- Born: 3 July 1805 Murr, Baden-Württemberg, Germany
- Died: 9 November 1865 (aged 60) Parnell, Auckland, New Zealand
- Occupation: Missionary
- Spouse: Margaret Moxon (married 1837)
- Relatives: Herbert Kissling (grandson)

= George Kissling =

George Adam Kissling (3 July 1805 – 9 November 1865) was the second Archdeacon of Waitemata.

==Life and career==
Kissling was born in Murr, Baden-Württemberg, in Germany. A Lutheran missionary who studied at the University of Basel, Kissling served with the German Mission Society in Liberia and Sierra Leone before ill-health led him to go to England. He married Margaret Moxon on 3 July 1837 at Islington, London. He was ordained an Anglican priest in 1841 and the following year emigrated to New Zealand.

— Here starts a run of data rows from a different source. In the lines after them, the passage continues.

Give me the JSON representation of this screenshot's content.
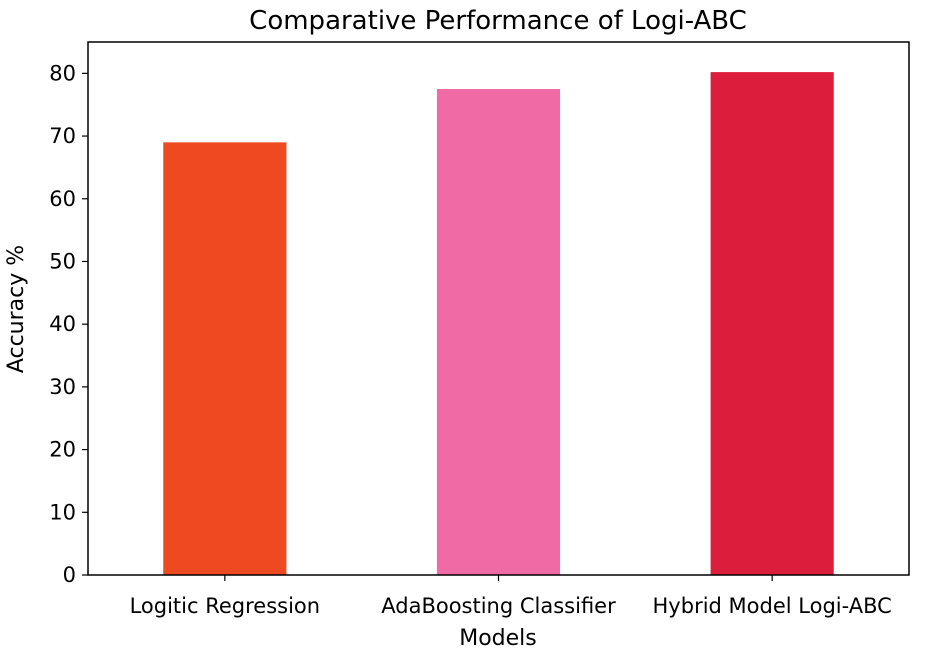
{
  "chart_data": {
    "type": "bar",
    "title": "Comparative Performance of Logi-ABC",
    "xlabel": "Models",
    "ylabel": "Accuracy %",
    "categories": [
      "Logitic Regression",
      "AdaBoosting Classifier",
      "Hybrid Model Logi-ABC"
    ],
    "values": [
      69.0,
      77.5,
      80.2
    ],
    "colors": [
      "#ee4a22",
      "#f06aa5",
      "#dc1e3c"
    ],
    "ylim": [
      0,
      85
    ],
    "yticks": [
      0,
      10,
      20,
      30,
      40,
      50,
      60,
      70,
      80
    ],
    "grid": false
  }
}
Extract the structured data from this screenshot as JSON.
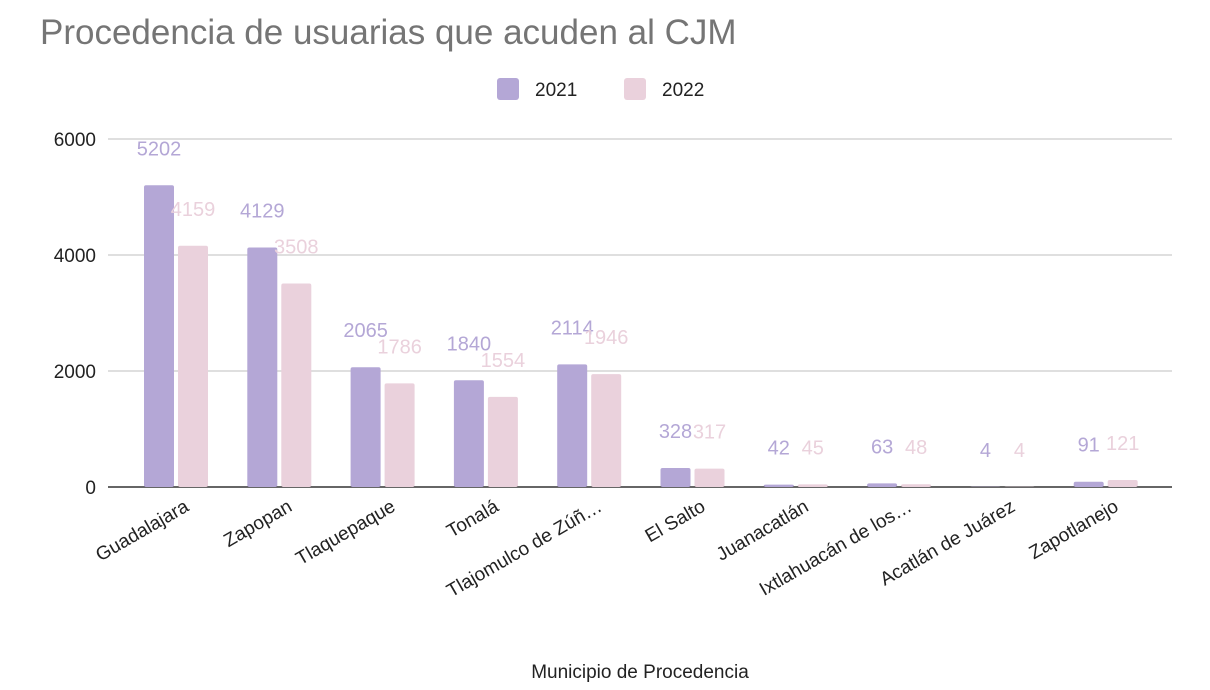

The Kisslings were sent by the Church Missionary Society to work at the Kawakawa (Hicks Bay) Mission from 1843 to 1846. George Kissling's ill health resulted in a move to Auckland.

George and Margaret Kissling opened a Māori girls boarding school in the Auckland suburb of Kohimarama. He taught students of theology at St John's College, including Riwai Te Ahu. In 1859 he was appointed Archdeacon of Waitemata.

After some years of illness, Kissling died on 9 November 1865, aged 60.